Maita: That was my vision. We released so many singles this time around and we wanted a video for every single to have something to work with. That meant a lot of low budget videos because you can’t throw down on six or seven different videos. I had to get creative with what we were doing. I had the idea of this running video. Originally, I wanted it to be a huge cast of people, which just never happened.
The song is about chasing creativity and trying to preserve creative success and how futile that is to try to hold on to a nugget of inspiration sometimes. It’s kind of a rat race. The video accompanies that. I’m chasing after this thing that’s always eluding me a little bit.
It was easy– We got a truck and got a camera. I know the running seems impressive, but it’s just a two minute song. We did a lot of cutting.
HighClouds: Let’s do some rapid fire questions. What did you listen to as a child?
Maita: Before I started finding my own music, I got my music from my parents. My parents were listening to The Cranberries, and Natalie Merchant, and The Beatles, and Queen, and Alanis Morissette, and Eurythmics.
HighClouds: What is your guilty pleasure album?
Maita: I love My Chemical Romance, Three Cheers For Sweet Revenge. That was a big middle school album for me. It’s very dear. I still play that record sometimes in the car.
HighClouds: If you could collaborate with anyone on Earth, who would it be?
Maita: This would terrify me, but let’s say Thom Yorke. I love Radiohead and I love that they stay super interesting. I’m always excited to see what they do next and it would be awesome to collaborate with them.

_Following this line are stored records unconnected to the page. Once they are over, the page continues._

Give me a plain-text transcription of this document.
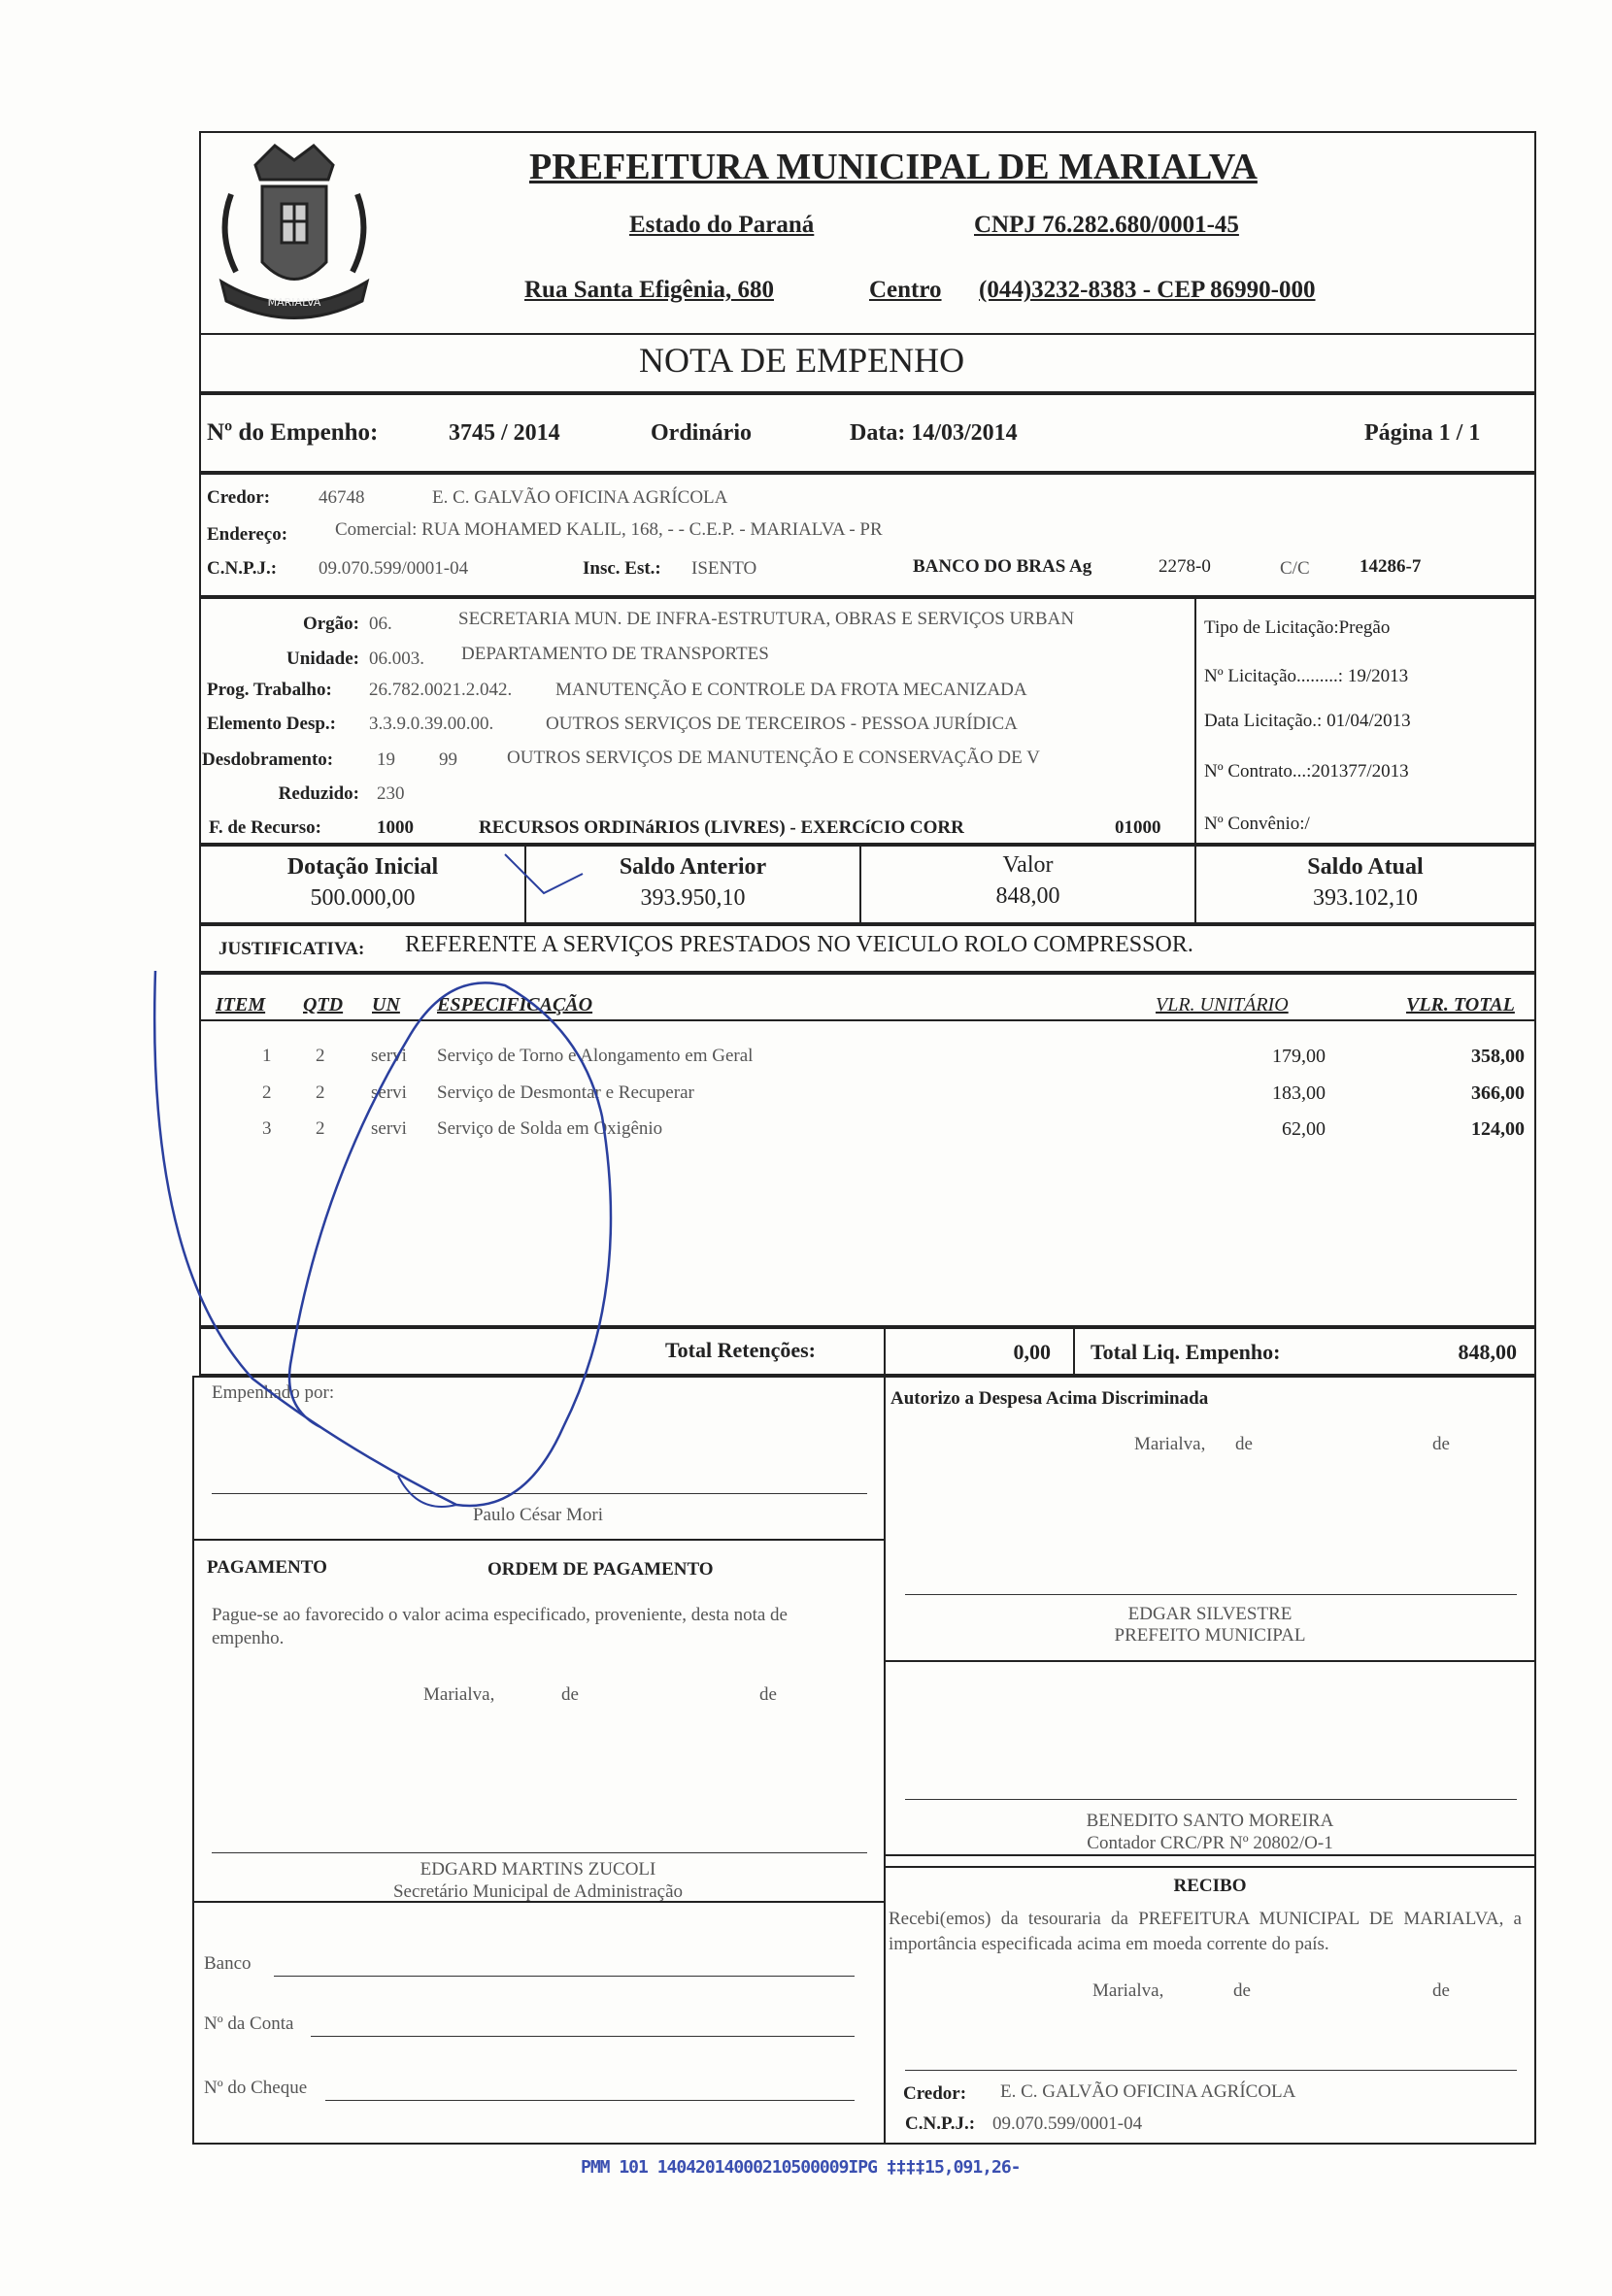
MARIALVA
PREFEITURA MUNICIPAL DE MARIALVA
Estado do Paraná	CNPJ 76.282.680/0001-45
Rua Santa Efigênia, 680	Centro (044)3232-8383 - CEP 86990-000
NOTA DE EMPENHO
Nº do Empenho:	3745 / 2014	Ordinário	Data: 14/03/2014	Página 1 / 1
Credor:	46748	E. C. GALVÃO OFICINA AGRÍCOLA
Endereço:	Comercial: RUA MOHAMED KALIL, 168, - - C.E.P. - MARIALVA - PR
C.N.P.J.: 09.070.599/0001-04	Insc. Est.: ISENTO	BANCO DO BRAS Ag	2278-0	C/C	14286-7
Orgão: 06.	SECRETARIA MUN. DE INFRA-ESTRUTURA, OBRAS E SERVIÇOS URBAN
Unidade: 06.003. DEPARTAMENTO DE TRANSPORTES
Prog. Trabalho: 26.782.0021.2.042. MANUTENÇÃO E CONTROLE DA FROTA MECANIZADA
Elemento Desp.: 3.3.9.0.39.00.00.	OUTROS SERVIÇOS DE TERCEIROS - PESSOA JURÍDICA
Desdobramento: 19 99	OUTROS SERVIÇOS DE MANUTENÇÃO E CONSERVAÇÃO DE V
Reduzido: 230
F. de Recurso:	1000	RECURSOS ORDINáRIOS (LIVRES) - EXERCíCIO CORR	01000
Tipo de Licitação:Pregão
Nº Licitação.........: 19/2013
Data Licitação.: 01/04/2013
Nº Contrato...:201377/2013
Nº Convênio:/
Dotação Inicial
500.000,00
Saldo Anterior
393.950,10
Valor
848,00
Saldo Atual
393.102,10
JUSTIFICATIVA: REFERENTE A SERVIÇOS PRESTADOS NO VEICULO ROLO COMPRESSOR.
ITEM QTD UN ESPECIFICAÇÃO	VLR. UNITÁRIO	VLR. TOTAL
1 2	servi Serviço de Torno e Alongamento em Geral	179,00	358,00
2 2	servi Serviço de Desmontar e Recuperar	183,00	366,00
3 2	servi Serviço de Solda em Oxigênio	62,00	124,00
Total Retenções:	0,00 Total Liq. Empenho:	848,00
Empenhado por:
Paulo César Mori
Autorizo a Despesa Acima Discriminada
Marialva, de	de
EDGAR SILVESTRE
PREFEITO MUNICIPAL
PAGAMENTO	ORDEM DE PAGAMENTO
Pague-se ao favorecido o valor acima especificado, proveniente, desta nota de empenho.
Marialva,	de	de
EDGARD MARTINS ZUCOLI
Secretário Municipal de Administração
BENEDITO SANTO MOREIRA
Contador CRC/PR Nº 20802/O-1
RECIBO
Recebi(emos) da tesouraria da PREFEITURA MUNICIPAL DE MARIALVA, a importância especificada acima em moeda corrente do país.
Marialva,	de	de
Credor: E. C. GALVÃO OFICINA AGRÍCOLA
C.N.P.J.: 09.070.599/0001-04
Banco
Nº da Conta
Nº do Cheque
PMM 101 14042014000210500009IPG ‡‡‡‡15,091,26-
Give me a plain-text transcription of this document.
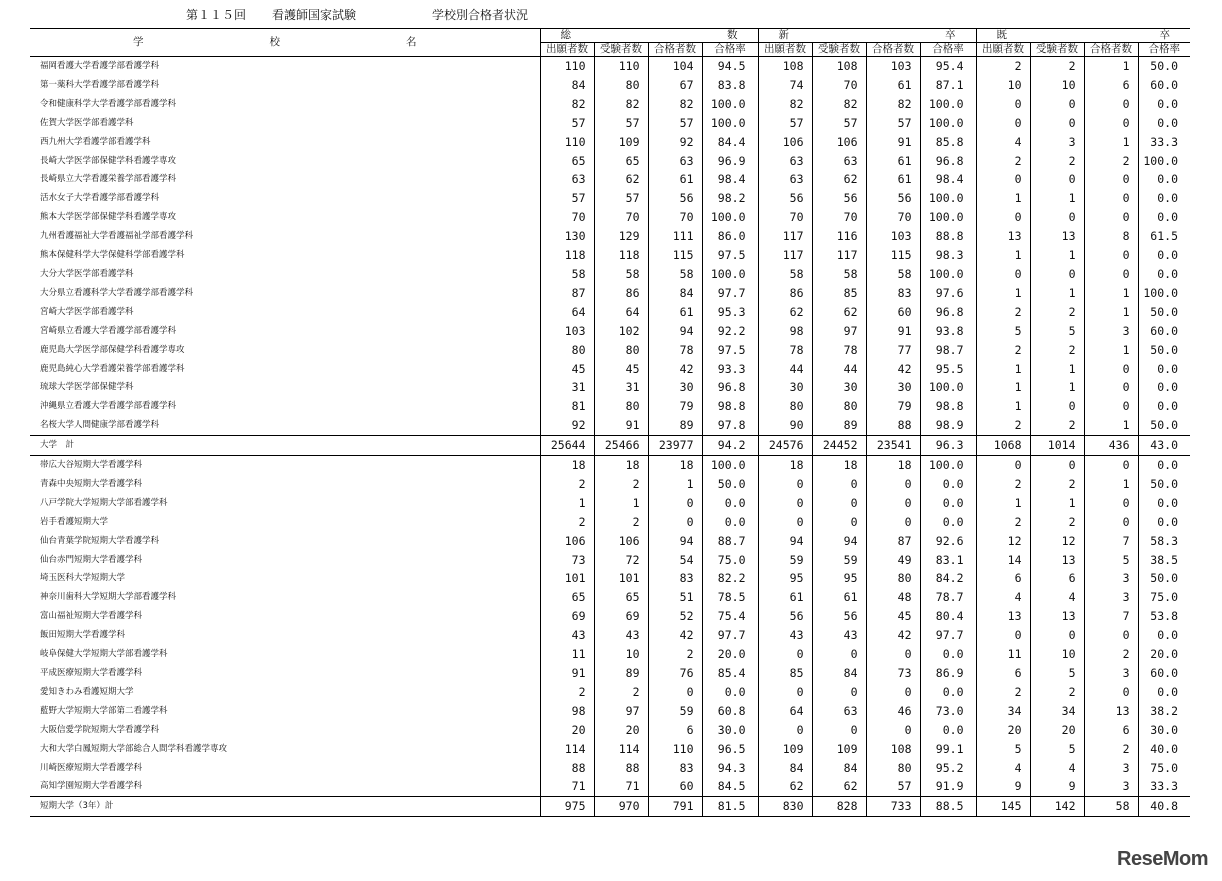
第１１５回 看護師国家試験	学校別合格者状況
学 校 名	総 数				新 卒				既 卒			

	出願者数	受験者数	合格者数	合格率	出願者数	受験者数	合格者数	合格率	出願者数	受験者数	合格者数	合格率
福岡看護大学看護学部看護学科	110	110	104	94.5	108	108	103	95.4	2	2	1	50.0
第一薬科大学看護学部看護学科	84	80	67	83.8	74	70	61	87.1	10	10	6	60.0
令和健康科学大学看護学部看護学科	82	82	82	100.0	82	82	82	100.0	0	0	0	0.0
佐賀大学医学部看護学科	57	57	57	100.0	57	57	57	100.0	0	0	0	0.0
西九州大学看護学部看護学科	110	109	92	84.4	106	106	91	85.8	4	3	1	33.3
長崎大学医学部保健学科看護学専攻	65	65	63	96.9	63	63	61	96.8	2	2	2	100.0
長崎県立大学看護栄養学部看護学科	63	62	61	98.4	63	62	61	98.4	0	0	0	0.0
活水女子大学看護学部看護学科	57	57	56	98.2	56	56	56	100.0	1	1	0	0.0
熊本大学医学部保健学科看護学専攻	70	70	70	100.0	70	70	70	100.0	0	0	0	0.0
九州看護福祉大学看護福祉学部看護学科	130	129	111	86.0	117	116	103	88.8	13	13	8	61.5
熊本保健科学大学保健科学部看護学科	118	118	115	97.5	117	117	115	98.3	1	1	0	0.0
大分大学医学部看護学科	58	58	58	100.0	58	58	58	100.0	0	0	0	0.0
大分県立看護科学大学看護学部看護学科	87	86	84	97.7	86	85	83	97.6	1	1	1	100.0
宮崎大学医学部看護学科	64	64	61	95.3	62	62	60	96.8	2	2	1	50.0
宮崎県立看護大学看護学部看護学科	103	102	94	92.2	98	97	91	93.8	5	5	3	60.0
鹿児島大学医学部保健学科看護学専攻	80	80	78	97.5	78	78	77	98.7	2	2	1	50.0
鹿児島純心大学看護栄養学部看護学科	45	45	42	93.3	44	44	42	95.5	1	1	0	0.0
琉球大学医学部保健学科	31	31	30	96.8	30	30	30	100.0	1	1	0	0.0
沖縄県立看護大学看護学部看護学科	81	80	79	98.8	80	80	79	98.8	1	0	0	0.0
名桜大学人間健康学部看護学科	92	91	89	97.8	90	89	88	98.9	2	2	1	50.0
大学　計	25644	25466	23977	94.2	24576	24452	23541	96.3	1068	1014	436	43.0
帯広大谷短期大学看護学科	18	18	18	100.0	18	18	18	100.0	0	0	0	0.0
青森中央短期大学看護学科	2	2	1	50.0	0	0	0	0.0	2	2	1	50.0
八戸学院大学短期大学部看護学科	1	1	0	0.0	0	0	0	0.0	1	1	0	0.0
岩手看護短期大学	2	2	0	0.0	0	0	0	0.0	2	2	0	0.0
仙台青葉学院短期大学看護学科	106	106	94	88.7	94	94	87	92.6	12	12	7	58.3
仙台赤門短期大学看護学科	73	72	54	75.0	59	59	49	83.1	14	13	5	38.5
埼玉医科大学短期大学	101	101	83	82.2	95	95	80	84.2	6	6	3	50.0
神奈川歯科大学短期大学部看護学科	65	65	51	78.5	61	61	48	78.7	4	4	3	75.0
富山福祉短期大学看護学科	69	69	52	75.4	56	56	45	80.4	13	13	7	53.8
飯田短期大学看護学科	43	43	42	97.7	43	43	42	97.7	0	0	0	0.0
岐阜保健大学短期大学部看護学科	11	10	2	20.0	0	0	0	0.0	11	10	2	20.0
平成医療短期大学看護学科	91	89	76	85.4	85	84	73	86.9	6	5	3	60.0
愛知きわみ看護短期大学	2	2	0	0.0	0	0	0	0.0	2	2	0	0.0
藍野大学短期大学部第二看護学科	98	97	59	60.8	64	63	46	73.0	34	34	13	38.2
大阪信愛学院短期大学看護学科	20	20	6	30.0	0	0	0	0.0	20	20	6	30.0
大和大学白鳳短期大学部総合人間学科看護学専攻	114	114	110	96.5	109	109	108	99.1	5	5	2	40.0
川崎医療短期大学看護学科	88	88	83	94.3	84	84	80	95.2	4	4	3	75.0
高知学園短期大学看護学科	71	71	60	84.5	62	62	57	91.9	9	9	3	33.3
短期大学（3年）計	975	970	791	81.5	830	828	733	88.5	145	142	58	40.8
ReseMom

HighClouds: Let’s manifest that for you. I see you have some upcoming live show dates. What are you most excited about in terms of returning to touring?
Maita: I’m excited about playing shows with real people, with other bands, with real audience members, and having those fun conversations with people that you never would have met. One thing that I really missed about being on tour is that we don’t meet strangers in the pandemic. You only talk to people you already know very, very closely. I’m excited to meet some strangers.